The hospital is supposed to have at least 90 days of operating cash on hand at any time. Before the pandemic, the lowest it ever got was 110 days. At the end of March, it dropped to just 62 days. Herbst said the hospital has lost $39 million through the first nine months of the fiscal year, or more than it lost in all of last year.

Herbst said he hopes the hospital will break even next year because of various cost-cutting measures, including laying off about 200 people and cutting back on services. That includes cutting the number of elective procedures for Medi-Cal patients by 35% because, he said, on “every one of those procedures we lose money.”

“If you were an outpatient surgeon who did 10 elective [Medi-Cal] surgeries a month, you can only do six now. And you have to put your other patients on a waiting list,” Herbst said.

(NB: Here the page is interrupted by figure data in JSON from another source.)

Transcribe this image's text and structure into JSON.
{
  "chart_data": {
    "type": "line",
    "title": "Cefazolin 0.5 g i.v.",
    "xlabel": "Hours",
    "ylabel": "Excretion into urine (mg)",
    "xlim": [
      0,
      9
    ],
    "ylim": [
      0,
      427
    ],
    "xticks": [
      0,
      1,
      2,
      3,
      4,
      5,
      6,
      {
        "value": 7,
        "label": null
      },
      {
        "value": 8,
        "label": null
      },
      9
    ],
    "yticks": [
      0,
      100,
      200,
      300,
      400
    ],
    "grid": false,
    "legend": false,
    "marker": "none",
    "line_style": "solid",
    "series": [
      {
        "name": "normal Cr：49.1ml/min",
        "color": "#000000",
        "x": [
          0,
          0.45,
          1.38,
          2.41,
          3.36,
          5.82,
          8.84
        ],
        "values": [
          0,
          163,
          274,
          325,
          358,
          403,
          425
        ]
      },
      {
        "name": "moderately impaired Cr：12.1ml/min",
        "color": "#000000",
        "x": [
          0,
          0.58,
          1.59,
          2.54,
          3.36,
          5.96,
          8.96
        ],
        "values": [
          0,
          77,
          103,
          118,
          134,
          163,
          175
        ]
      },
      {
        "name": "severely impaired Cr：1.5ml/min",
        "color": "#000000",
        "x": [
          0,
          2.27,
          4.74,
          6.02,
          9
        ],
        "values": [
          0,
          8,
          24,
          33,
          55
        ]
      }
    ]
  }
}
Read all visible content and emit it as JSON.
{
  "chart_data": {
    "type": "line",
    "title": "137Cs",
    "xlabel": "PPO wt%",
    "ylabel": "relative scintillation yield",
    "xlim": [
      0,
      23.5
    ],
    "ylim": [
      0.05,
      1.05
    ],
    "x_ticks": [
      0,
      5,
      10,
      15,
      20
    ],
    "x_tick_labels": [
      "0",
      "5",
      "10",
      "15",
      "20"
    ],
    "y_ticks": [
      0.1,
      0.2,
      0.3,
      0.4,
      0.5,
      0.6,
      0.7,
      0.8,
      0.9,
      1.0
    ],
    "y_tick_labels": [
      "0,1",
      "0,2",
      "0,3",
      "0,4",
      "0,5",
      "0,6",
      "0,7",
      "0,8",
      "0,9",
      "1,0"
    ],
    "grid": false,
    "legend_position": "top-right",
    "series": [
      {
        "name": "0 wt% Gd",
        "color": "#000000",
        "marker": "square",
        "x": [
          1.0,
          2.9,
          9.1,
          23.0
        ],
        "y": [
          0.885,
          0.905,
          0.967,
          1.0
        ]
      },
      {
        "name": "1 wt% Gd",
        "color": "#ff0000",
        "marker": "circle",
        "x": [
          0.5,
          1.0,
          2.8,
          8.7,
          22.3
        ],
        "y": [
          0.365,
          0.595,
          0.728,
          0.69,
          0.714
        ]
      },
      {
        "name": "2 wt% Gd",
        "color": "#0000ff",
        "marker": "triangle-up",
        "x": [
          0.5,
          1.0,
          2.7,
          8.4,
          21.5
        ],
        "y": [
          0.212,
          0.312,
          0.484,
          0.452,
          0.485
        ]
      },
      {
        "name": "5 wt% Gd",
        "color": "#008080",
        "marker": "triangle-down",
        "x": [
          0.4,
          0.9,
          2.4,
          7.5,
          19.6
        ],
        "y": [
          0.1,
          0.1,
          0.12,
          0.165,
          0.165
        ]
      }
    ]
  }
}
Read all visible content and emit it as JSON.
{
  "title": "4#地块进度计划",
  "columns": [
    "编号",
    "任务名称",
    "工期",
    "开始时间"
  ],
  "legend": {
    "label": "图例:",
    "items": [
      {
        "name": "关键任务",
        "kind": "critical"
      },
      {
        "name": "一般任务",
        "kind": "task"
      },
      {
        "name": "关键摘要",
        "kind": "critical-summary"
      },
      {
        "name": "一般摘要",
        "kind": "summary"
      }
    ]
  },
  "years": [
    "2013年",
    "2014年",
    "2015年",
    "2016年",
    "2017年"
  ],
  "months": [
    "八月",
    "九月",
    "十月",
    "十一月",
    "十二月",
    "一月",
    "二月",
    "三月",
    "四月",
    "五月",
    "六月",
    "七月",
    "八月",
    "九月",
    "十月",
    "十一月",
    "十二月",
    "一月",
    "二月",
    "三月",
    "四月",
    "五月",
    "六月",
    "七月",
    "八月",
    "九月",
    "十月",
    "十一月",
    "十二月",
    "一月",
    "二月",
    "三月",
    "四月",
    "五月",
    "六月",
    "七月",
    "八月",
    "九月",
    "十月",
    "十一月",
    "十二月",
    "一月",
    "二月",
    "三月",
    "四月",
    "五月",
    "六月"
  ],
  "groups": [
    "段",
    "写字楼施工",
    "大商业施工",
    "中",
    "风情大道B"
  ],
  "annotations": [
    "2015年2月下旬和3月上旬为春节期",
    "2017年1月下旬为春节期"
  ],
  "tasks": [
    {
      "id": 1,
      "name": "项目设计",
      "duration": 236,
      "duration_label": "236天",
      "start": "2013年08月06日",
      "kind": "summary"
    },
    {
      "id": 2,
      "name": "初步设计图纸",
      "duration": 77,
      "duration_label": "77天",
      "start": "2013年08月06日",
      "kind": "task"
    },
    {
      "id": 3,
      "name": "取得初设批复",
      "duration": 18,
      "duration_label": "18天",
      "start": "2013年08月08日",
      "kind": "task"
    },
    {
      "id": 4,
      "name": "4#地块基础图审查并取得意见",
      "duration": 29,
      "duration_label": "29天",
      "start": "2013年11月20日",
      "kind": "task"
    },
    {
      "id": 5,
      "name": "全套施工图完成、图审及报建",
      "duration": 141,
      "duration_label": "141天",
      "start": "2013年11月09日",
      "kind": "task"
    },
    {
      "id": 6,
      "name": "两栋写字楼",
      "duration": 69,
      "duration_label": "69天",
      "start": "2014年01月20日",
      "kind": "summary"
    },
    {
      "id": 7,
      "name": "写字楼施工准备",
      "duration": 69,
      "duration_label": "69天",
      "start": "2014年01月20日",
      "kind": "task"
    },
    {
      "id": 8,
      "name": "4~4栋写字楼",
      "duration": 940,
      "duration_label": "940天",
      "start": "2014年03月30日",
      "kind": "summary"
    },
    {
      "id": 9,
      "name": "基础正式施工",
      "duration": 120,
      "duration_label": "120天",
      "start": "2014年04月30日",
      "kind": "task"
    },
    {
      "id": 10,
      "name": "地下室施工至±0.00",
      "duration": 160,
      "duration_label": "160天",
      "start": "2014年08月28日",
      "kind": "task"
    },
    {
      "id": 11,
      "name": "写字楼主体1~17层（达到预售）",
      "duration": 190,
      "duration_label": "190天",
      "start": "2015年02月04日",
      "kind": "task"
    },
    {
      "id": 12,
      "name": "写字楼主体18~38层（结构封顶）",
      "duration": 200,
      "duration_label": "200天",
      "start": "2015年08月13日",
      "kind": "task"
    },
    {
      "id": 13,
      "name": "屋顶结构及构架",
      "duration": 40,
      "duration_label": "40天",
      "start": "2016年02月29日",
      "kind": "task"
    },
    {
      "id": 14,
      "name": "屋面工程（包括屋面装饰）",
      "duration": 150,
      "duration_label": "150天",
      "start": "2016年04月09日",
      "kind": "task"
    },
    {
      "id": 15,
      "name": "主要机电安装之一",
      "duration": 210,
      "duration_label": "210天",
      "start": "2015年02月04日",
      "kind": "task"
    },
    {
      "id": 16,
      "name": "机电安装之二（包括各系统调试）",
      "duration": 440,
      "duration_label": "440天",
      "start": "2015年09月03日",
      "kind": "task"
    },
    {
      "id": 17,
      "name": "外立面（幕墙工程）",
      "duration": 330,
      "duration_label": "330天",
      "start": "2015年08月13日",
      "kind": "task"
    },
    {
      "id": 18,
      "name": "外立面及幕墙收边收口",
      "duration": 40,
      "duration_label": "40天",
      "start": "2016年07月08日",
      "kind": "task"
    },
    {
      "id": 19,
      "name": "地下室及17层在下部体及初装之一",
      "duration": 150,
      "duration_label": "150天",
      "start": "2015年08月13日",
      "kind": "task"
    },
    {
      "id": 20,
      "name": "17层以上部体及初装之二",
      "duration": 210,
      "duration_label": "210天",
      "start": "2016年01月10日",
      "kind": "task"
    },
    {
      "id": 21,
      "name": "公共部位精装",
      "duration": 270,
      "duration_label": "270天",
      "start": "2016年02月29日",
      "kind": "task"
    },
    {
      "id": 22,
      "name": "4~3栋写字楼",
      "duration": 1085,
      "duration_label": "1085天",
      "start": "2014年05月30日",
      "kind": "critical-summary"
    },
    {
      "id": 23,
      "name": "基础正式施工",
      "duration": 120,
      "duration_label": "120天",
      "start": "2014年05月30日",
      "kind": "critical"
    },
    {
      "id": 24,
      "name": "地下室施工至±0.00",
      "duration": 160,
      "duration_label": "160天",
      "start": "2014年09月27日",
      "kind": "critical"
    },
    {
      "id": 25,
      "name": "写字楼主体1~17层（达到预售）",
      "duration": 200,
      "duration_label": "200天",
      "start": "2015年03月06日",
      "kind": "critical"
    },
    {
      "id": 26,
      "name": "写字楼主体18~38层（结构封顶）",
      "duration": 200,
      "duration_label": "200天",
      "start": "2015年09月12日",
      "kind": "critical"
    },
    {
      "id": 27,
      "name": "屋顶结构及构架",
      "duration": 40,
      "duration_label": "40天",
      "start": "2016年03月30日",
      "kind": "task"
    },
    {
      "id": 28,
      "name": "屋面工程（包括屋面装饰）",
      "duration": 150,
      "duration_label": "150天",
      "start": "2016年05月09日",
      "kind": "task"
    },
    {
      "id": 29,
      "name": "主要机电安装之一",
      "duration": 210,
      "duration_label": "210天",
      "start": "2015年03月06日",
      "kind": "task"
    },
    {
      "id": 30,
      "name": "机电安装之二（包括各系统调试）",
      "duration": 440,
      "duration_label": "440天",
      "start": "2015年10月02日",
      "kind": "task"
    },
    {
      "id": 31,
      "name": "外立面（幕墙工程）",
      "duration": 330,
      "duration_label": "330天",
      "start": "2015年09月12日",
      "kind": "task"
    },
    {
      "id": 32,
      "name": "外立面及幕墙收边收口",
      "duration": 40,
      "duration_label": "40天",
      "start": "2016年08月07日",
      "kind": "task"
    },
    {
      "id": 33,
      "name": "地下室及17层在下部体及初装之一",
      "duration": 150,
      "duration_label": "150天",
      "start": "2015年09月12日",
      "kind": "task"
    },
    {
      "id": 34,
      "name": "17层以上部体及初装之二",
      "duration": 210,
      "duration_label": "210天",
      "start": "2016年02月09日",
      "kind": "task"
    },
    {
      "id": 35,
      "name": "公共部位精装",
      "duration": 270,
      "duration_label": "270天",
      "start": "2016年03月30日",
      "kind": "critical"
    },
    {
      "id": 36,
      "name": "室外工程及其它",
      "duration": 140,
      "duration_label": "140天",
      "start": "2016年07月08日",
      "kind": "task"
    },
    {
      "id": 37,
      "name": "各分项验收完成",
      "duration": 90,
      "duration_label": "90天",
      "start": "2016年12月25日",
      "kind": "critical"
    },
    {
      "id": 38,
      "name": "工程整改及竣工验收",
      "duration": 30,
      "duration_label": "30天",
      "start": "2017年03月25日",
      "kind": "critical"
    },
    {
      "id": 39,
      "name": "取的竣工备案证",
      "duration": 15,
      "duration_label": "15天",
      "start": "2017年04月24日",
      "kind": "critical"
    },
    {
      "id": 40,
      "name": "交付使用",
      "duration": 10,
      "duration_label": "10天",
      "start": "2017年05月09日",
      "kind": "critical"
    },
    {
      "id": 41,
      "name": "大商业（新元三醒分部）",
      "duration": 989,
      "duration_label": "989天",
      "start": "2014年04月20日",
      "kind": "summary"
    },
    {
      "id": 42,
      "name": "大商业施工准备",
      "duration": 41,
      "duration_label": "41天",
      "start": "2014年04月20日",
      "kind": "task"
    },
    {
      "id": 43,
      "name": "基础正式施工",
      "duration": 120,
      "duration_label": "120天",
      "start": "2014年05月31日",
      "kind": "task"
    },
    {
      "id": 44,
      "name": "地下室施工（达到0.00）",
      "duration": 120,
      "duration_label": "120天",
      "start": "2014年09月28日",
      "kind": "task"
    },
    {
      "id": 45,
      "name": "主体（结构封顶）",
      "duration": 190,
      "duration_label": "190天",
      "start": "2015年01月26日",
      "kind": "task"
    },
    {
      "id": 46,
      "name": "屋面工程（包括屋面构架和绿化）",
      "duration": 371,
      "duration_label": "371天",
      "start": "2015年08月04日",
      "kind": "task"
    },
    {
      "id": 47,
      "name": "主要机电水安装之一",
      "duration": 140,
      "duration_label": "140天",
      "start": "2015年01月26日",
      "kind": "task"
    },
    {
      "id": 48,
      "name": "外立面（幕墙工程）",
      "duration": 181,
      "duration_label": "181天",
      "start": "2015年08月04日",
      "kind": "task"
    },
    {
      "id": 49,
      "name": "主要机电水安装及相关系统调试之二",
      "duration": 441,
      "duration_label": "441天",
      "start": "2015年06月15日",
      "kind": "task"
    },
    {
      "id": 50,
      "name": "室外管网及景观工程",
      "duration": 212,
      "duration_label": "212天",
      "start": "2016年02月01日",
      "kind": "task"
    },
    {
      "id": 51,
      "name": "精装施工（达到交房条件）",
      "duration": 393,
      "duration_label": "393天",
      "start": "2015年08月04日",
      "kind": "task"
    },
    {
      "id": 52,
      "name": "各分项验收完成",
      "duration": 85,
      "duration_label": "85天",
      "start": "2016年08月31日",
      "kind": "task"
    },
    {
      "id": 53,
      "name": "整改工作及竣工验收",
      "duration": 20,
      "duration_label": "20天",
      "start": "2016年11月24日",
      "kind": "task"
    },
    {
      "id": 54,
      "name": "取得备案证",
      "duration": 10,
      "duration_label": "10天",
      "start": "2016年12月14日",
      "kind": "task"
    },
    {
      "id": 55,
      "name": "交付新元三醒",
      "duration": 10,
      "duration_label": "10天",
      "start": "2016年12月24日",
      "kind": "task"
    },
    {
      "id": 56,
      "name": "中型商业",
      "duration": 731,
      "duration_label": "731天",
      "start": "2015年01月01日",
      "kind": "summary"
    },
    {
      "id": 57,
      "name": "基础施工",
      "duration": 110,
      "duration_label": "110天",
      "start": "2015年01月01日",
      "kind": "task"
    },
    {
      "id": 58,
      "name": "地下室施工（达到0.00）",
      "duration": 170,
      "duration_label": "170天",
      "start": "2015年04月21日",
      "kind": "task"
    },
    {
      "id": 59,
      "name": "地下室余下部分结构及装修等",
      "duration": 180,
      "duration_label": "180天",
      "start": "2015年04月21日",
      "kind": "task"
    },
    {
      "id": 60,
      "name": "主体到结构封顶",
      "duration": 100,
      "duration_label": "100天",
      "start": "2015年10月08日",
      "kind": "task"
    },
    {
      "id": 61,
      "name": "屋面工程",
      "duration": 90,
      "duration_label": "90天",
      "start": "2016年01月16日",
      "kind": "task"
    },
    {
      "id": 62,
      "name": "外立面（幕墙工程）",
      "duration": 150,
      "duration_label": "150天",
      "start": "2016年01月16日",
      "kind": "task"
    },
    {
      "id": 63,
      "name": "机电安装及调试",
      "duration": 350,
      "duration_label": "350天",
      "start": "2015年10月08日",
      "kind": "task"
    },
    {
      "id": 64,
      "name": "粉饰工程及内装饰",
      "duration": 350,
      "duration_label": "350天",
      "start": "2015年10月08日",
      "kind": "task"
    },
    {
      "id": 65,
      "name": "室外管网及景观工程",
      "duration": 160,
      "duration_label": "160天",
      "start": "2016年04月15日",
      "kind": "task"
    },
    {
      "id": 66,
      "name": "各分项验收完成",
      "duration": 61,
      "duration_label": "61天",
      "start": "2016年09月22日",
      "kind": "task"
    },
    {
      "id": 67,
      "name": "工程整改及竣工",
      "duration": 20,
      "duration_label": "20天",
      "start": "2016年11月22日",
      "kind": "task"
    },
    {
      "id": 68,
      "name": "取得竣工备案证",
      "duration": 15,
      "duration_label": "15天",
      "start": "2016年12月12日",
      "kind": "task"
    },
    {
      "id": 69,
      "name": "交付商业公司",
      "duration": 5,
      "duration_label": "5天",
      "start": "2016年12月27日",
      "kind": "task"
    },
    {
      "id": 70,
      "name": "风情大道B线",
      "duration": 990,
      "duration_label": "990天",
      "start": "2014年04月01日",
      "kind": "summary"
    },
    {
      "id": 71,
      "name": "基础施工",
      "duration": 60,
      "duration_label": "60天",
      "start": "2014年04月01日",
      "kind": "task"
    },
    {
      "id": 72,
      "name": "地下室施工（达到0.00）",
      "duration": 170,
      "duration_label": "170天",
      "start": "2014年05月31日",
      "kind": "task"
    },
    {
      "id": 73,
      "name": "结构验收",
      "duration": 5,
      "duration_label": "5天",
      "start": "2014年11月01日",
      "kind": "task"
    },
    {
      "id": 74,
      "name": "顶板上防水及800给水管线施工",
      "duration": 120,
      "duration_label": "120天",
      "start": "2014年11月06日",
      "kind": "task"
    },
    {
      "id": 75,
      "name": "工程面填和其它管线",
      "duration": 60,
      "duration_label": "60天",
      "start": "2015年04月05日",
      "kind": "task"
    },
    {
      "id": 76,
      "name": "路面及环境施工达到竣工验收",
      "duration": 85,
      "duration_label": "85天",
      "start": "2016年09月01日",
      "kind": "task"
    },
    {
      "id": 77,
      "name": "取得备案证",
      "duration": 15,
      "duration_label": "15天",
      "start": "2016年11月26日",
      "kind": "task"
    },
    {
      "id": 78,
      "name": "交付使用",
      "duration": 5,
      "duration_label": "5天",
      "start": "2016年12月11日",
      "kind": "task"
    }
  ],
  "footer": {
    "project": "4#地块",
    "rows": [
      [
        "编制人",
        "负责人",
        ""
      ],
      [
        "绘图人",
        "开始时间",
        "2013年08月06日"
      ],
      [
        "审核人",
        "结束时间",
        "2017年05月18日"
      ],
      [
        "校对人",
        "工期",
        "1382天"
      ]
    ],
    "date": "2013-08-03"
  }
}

The state will give out the $150 million in the form of interest-free loans to nonprofit or public hospitals that meet certain conditions. The state will prioritize loans for medical centers in rural areas and those that have a disproportionate number of patients on Medi-Cal, the joint state and federal government health insurance program for the poor and the disabled.

The $150 million likely won’t be enough to fix the problem. Herbst said his hospital needs $50 million — one-third of all the money being made available — to give it “some breathing room.”


During legislative hearings this week, lawmakers pledged to offer more money in June, when the state budget is finished.

“This is just a beginning. It’s antiseptic ointment on the cut. We haven’t even started with the Band-Aid,” said state Sen. Anna Caballero (D-Salinas), whose district includes the Madera Community Hospital that closed.

But it’s unclear how much more the state could pay. The California Hospital Assn. has asked for a one-time payment of $1.5 billion. But California is facing a projected $22.5-billion budget deficit, limiting the state’s ability to approve new spending.

One idea is to bring back a tax on managed care organizations, private companies that administer the Medi-Cal program. The tax triggers more Medi-Cal payments from the federal government. The last time it was in place, it saved the state $1.5 billion. The tax expired in 2020, but Newsom and some lawmakers want to bring it back.

The Newsom administration says it plans to use some of that new tax money to increase payments to hospitals for Medi-Cal patients. But those increases wouldn’t happen until next year at the earliest.

“Any business plan or business model that gets reimbursed 74 cents on every dollar that you spend is a pathway to bankruptcy,” said state Sen. Shannon Grove, (R-Bakersfield).